The notes remind him that he’s not just winning, he’s winning a certain way. His players thank him for his consistency and fairness and for focusing on basic values that have served them well in life. One of those is values unselfishness, which is practically an obsession for Joseph. He says Katy’s remarkable success begins right there—with something easy to describe but difficult to achieve.
Last season’s championship, which the team managed to win amid a pandemic that constantly threatened to derail the season, was especially satisfying. When the title game ended, Joseph huddled with his players and told them they’d accomplished something they’re likely to remember for the rest of their lives. “They gave up their social life for six months because of COVID,” he said. “They committed themselves to something that would be difficult enough under the best of circumstances. But when you have to gather your entire team and take the team to be tested for the virus seven times, you’ve got a completely different challenge.”
In the weeks that followed, Joseph hung championship medals arounds the necks of players, band members, and others who contributed to the season.
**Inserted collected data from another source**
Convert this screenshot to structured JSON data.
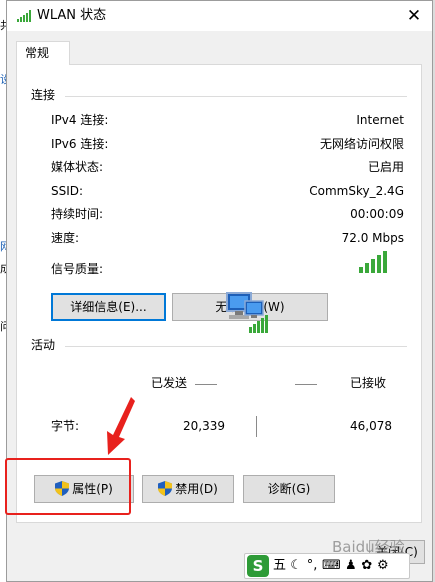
{
  "background": {
    "fragments": [
      "共",
      "设",
      "网",
      "成",
      "问"
    ]
  },
  "window": {
    "title": "WLAN 状态",
    "close_glyph": "✕"
  },
  "tabs": [
    {
      "label": "常规"
    }
  ],
  "connection": {
    "section_title": "连接",
    "rows": [
      {
        "label": "IPv4 连接:",
        "value": "Internet"
      },
      {
        "label": "IPv6 连接:",
        "value": "无网络访问权限"
      },
      {
        "label": "媒体状态:",
        "value": "已启用"
      },
      {
        "label": "SSID:",
        "value": "CommSky_2.4G"
      },
      {
        "label": "持续时间:",
        "value": "00:00:09"
      },
      {
        "label": "速度:",
        "value": "72.0 Mbps"
      }
    ],
    "signal_label": "信号质量:",
    "signal_bars_filled": 5,
    "signal_bars_total": 5,
    "details_button": "详细信息(E)...",
    "wireless_props_button": "无线属性(W)"
  },
  "activity": {
    "section_title": "活动",
    "sent_label": "已发送",
    "received_label": "已接收",
    "bytes_label": "字节:",
    "bytes_sent": "20,339",
    "bytes_received": "46,078"
  },
  "buttons": {
    "properties": "属性(P)",
    "disable": "禁用(D)",
    "diagnose": "诊断(G)",
    "close_partial": "关闭(C)"
  },
  "ime": {
    "logo": "S",
    "items": [
      "五",
      "☾",
      "°,",
      "⌨",
      "♟",
      "✿",
      "⚙"
    ]
  },
  "watermark": "Baidu经验",
  "colors": {
    "accent": "#0078d7",
    "signal": "#3aa83a",
    "highlight_frame": "#e8211d",
    "shield_blue": "#1f5fbf",
    "shield_yellow": "#f2c21b"
  },
  "icons": {
    "title": "wifi-signal-icon",
    "shield": "uac-shield-icon",
    "network": "network-computers-icon",
    "signal": "signal-strength-icon"
  }
}
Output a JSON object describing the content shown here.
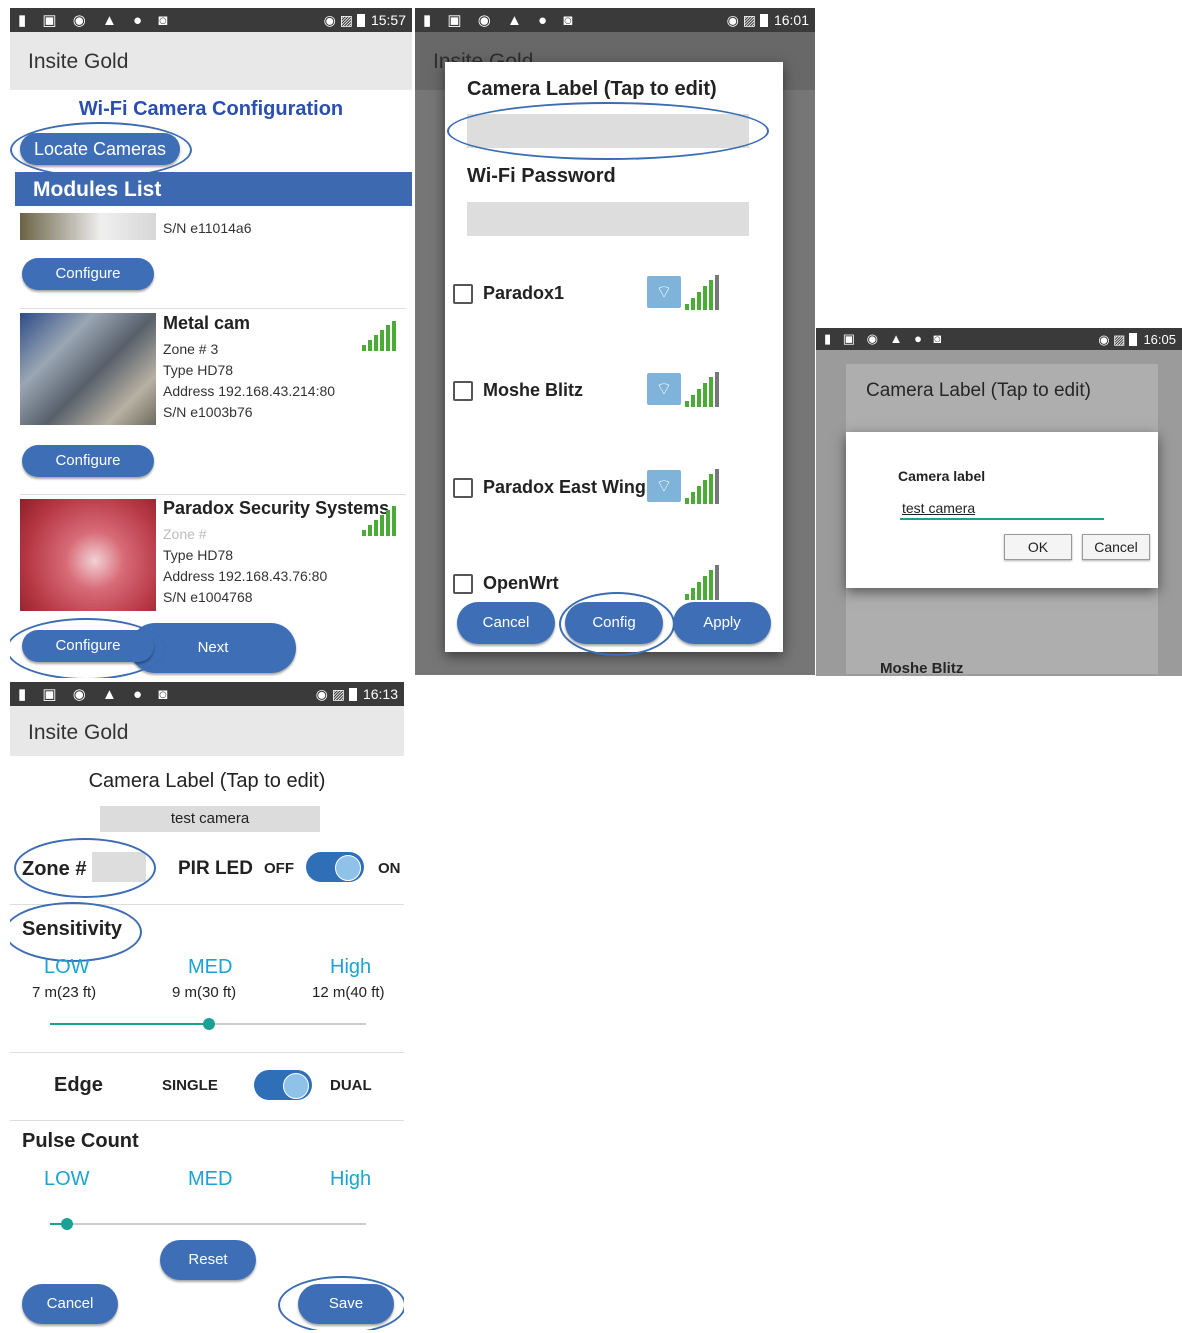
{
  "panel1": {
    "status": {
      "icons": "▮ ▣ ◉ ▲ ● ◙",
      "right_icons": "◉ ▨",
      "time": "15:57"
    },
    "app_title": "Insite Gold",
    "heading": "Wi-Fi Camera Configuration",
    "locate_label": "Locate Cameras",
    "modules_label": "Modules List",
    "cameras": [
      {
        "title": "",
        "lines": [
          "S/N e11014a6"
        ],
        "configure": "Configure"
      },
      {
        "title": "Metal cam",
        "lines": [
          "Zone # 3",
          "Type HD78",
          "Address 192.168.43.214:80",
          "S/N e1003b76"
        ],
        "configure": "Configure"
      },
      {
        "title": "Paradox Security Systems",
        "lines": [
          "Zone #",
          "Type HD78",
          "Address 192.168.43.76:80",
          "S/N e1004768"
        ],
        "configure": "Configure"
      }
    ],
    "next_label": "Next"
  },
  "panel2": {
    "status": {
      "icons": "▮ ▣ ◉ ▲ ● ◙",
      "right_icons": "◉ ▨",
      "time": "16:01"
    },
    "bg_title": "Insite Gold",
    "label_title": "Camera Label (Tap to edit)",
    "password_title": "Wi-Fi Password",
    "networks": [
      "Paradox1",
      "Moshe Blitz",
      "Paradox East Wing",
      "OpenWrt"
    ],
    "cancel": "Cancel",
    "config": "Config",
    "apply": "Apply",
    "colors": {
      "accent": "#3e6fb6",
      "signal": "#4aab36"
    }
  },
  "panel3": {
    "status": {
      "icons": "▮ ▣ ◉ ▲ ● ◙",
      "right_icons": "◉ ▨",
      "time": "16:05"
    },
    "bg_title": "Camera Label (Tap to edit)",
    "dialog_title": "Camera label",
    "input_value": "test camera",
    "ok": "OK",
    "cancel": "Cancel",
    "bg_network": "Moshe Blitz"
  },
  "panel4": {
    "status": {
      "icons": "▮ ▣ ◉ ▲ ● ◙",
      "right_icons": "◉ ▨",
      "time": "16:13"
    },
    "app_title": "Insite Gold",
    "label_title": "Camera Label (Tap to edit)",
    "label_value": "test camera",
    "zone_label": "Zone #",
    "pir_label": "PIR LED",
    "off": "OFF",
    "on": "ON",
    "sensitivity": "Sensitivity",
    "sens_levels": [
      {
        "name": "LOW",
        "dist": "7 m(23 ft)"
      },
      {
        "name": "MED",
        "dist": "9 m(30 ft)"
      },
      {
        "name": "High",
        "dist": "12 m(40 ft)"
      }
    ],
    "sensitivity_level": "MED",
    "edge": "Edge",
    "single": "SINGLE",
    "dual": "DUAL",
    "pulse_count": "Pulse Count",
    "pulse_levels": [
      "LOW",
      "MED",
      "High"
    ],
    "pulse_level": "LOW",
    "reset": "Reset",
    "cancel": "Cancel",
    "save": "Save"
  }
}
He wanted them all to know their roles hadn’t been overlooked. “Those medals, those rings don’t say anything about whether you were a starter or a backup,” he said. “They said that you contributed. So many people—teachers, our administration, our athletics director—so many had a hand in us winning.
Joseph is the living, breathing embodiment of someone completely immersed in coaching. After losses, he and his staff—many of whom have worked for Joseph for nearly two decades—climb the stairs to the football offices and go right back to work, trying to figure out what needs to be fixed. The coach did allow himself a short vacation this summer, when he and his wife, Sheila, attended the Pro Football Hall of Fame induction ceremony in Canton, Ohio. He was touched by the emotion the inductees expressed, and by how almost no words were powerful enough to express their feelings in that moment.